Secure Synthesis of Distributed Cryptographic Applications


Developing secure distributed systems is difficult, and even harder when advanced cryptography must be used to achieve security goals. Following prior work, we advocate using secure program partitioning to synthesize cryptographic applications: instead of implementing a system of communicating processes, the programmer implements a centralized, sequential program, which is automatically compiled into a secure distributed version that uses cryptography.

While this approach is promising, formal results for the security of such compilers are limited in scope. In particular, no security proof yet simultaneously addresses subtleties essential for robust, efficient applications: multiple cryptographic mechanisms, malicious corruption, and asynchronous communication.

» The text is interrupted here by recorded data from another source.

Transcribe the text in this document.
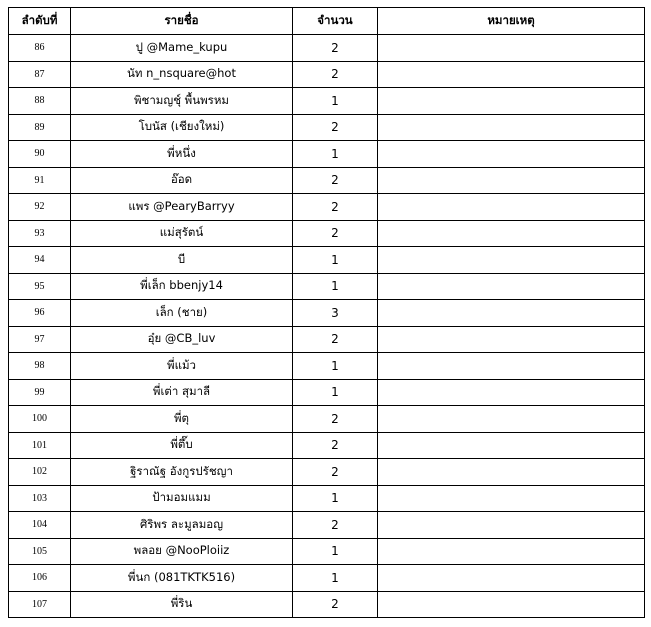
ลำดับที่	รายชื่อ	จำนวน	หมายเหตุ
86	ปู @Mame_kupu	2	
87	นัท n_nsquare@hot	2	
88	พิชามญชุ์ พื้นพรหม	1	
89	โบนัส (เชียงใหม่)	2	
90	พี่หนึ่ง	1	
91	อ๊อด	2	
92	แพร @PearyBarryy	2	
93	แม่สุรัตน์	2	
94	บี	1	
95	พี่เล็ก bbenjy14	1	
96	เล็ก (ชาย)	3	
97	อุ๋ย @CB_luv	2	
98	พี่แม้ว	1	
99	พี่เต่า สุมาลี	1	
100	พี่ตุ	2	
101	พี่ตึ๊บ	2	
102	ฐิราณัฐ อังกูรปรัชญา	2	
103	ป้ามอมแมม	1	
104	ศิริพร ละมูลมอญ	2	
105	พลอย @NooPloiiz	1	
106	พี่นก (081TKTK516)	1	
107	พี่ริน	2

In this work, we develop a compiler security proof that handles these subtleties. Our proof relies on a novel unification of simulation-based security, information-flow control, choreographic programming, and sequentialization techniques for concurrent programs. While our proof targets hybrid protocols, which abstract cryptographic mechanisms as idealized functionalities, our approach offers a clear path toward leveraging Universal Composability to obtain end-to-end, modular security results with fully instantiated cryptographic mechanisms.

Finally, following prior observations about simulation-based security, we prove that our result guarantees robust hyperproperty preservation, an important criterion for compiler correctness that preserves all source-level security properties in target programs.